Fibers look like snippets of wire fluorescing white, orange, neon green, and rainbow blends as the UV light passes over them. Ernie reaches in with adhesive carbon tape stubs that he gives to me as he finishes with each one. I place them inside screw-cap vials, sealing them in bags I label with the location they were recovered from and other information Ernie gives to me.
“I already went over the back and the passenger’s side.” His coveralls and booties make plastic sounds, and intermittently his voice is muffled when he’s inside the car. “First with white light, then blue, just in case there’s fine blood spatter or gunshot residue. I tried green for latents. UV for semen, saliva, urine. There’s no evidence thus far that anything bad happened in this car. It’s dusty and lonely, if a car can be lonely, like an old person’s car.”
“She wasn’t old, but I think she lived like it.”
“I found what looks like some cat fur, grayish-white,” he says. “On the carpet in back where you might expect someone to put a pet carrier.”
“I’m reasonably sure she had a cat.” I need to talk to Bryce about that, about taking Shaw to the vet.
“It may have been her only passenger,” Ernie supposes. “Typical for what I see in a vehicle usually driven by one person, especially an older person. There’s a high concentration of fibers, hair, other debris transferred to the driver’s area and tracked in and ground into the carpet, which I could cut out, but I’d rather collect what’s obvious first. What I am noticing and what you’ll be most interested in is this stuff here.”
His gloved hand holds out another stub to me.

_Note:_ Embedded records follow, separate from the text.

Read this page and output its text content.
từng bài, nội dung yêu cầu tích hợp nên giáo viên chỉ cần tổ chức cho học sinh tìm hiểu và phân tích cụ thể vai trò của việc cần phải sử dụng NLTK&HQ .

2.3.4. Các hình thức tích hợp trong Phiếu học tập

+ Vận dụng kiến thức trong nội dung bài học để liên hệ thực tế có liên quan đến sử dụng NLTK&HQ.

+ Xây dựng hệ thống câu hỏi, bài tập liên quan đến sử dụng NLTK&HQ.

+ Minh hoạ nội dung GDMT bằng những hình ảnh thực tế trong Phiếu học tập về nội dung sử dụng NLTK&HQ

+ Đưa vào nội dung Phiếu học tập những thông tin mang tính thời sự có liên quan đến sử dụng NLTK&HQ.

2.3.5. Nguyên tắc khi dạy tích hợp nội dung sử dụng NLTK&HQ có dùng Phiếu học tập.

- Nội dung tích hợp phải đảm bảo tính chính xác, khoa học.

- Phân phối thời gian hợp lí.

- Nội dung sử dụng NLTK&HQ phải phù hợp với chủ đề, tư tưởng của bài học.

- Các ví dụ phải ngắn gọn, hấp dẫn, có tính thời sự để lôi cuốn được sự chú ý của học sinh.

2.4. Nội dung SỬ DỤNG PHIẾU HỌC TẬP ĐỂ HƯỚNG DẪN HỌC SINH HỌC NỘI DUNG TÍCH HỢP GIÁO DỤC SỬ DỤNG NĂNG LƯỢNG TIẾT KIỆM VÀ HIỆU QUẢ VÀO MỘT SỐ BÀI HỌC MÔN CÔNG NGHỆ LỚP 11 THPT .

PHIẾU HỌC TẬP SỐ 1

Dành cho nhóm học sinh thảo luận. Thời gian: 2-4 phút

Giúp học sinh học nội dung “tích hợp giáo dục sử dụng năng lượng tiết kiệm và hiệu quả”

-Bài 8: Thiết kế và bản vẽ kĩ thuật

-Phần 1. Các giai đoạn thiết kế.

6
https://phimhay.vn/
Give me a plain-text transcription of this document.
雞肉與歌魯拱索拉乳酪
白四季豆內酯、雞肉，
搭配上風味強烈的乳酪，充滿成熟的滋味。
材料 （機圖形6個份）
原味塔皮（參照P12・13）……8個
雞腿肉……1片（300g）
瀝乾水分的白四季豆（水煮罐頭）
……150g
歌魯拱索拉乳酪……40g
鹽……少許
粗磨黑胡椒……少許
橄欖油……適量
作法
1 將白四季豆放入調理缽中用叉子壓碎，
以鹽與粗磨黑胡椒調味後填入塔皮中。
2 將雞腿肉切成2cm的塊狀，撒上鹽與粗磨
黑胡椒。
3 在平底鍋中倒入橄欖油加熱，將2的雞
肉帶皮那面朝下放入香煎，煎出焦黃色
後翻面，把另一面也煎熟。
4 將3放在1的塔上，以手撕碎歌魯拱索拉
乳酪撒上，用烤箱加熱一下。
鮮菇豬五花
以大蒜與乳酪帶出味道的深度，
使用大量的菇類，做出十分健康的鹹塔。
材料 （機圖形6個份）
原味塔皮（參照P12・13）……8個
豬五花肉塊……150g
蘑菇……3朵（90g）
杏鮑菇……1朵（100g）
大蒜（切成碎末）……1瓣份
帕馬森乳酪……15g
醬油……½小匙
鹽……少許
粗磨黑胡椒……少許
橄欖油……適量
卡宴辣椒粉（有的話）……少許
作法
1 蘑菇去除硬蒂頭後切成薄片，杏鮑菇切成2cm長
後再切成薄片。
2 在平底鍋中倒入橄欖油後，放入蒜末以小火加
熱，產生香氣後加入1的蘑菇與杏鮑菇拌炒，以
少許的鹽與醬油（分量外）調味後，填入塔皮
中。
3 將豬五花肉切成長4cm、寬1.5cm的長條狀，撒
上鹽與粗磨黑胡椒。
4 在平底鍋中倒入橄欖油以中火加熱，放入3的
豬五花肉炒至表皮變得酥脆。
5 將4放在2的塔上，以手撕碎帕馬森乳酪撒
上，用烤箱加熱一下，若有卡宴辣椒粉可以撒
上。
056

“You’ll need a lens to see what I’m talking about,” he says. “It doesn’t fluoresce because it’s absorbing the UV and looks black, pretty much like blood does, but it’s not blood. In normal light and under a lens it’s dark red. There’s a fair amount of it in the carpet near the brake and the accelerator, like someone had it on his shoes.”
I step away from the car and take off my goggles. Retrieving a magnifier from a cart, I examine the stub and agree with Ernie that blood wouldn’t look like this. The woody material is familiar.
“I’m thinking the stuff could be mulch,” he says.
“Do you know what kind of wood?”
“The chemical spectra for that may take a day or two. Assuming you want to know if all of it came from the same localized area, from the same tree, for example?”
George and Cybil from trace want to know when they can begin to set up the tent. It will completely enclose the car so no one is inhaling superglue fumes or is exposed to them. I tell them not quite yet.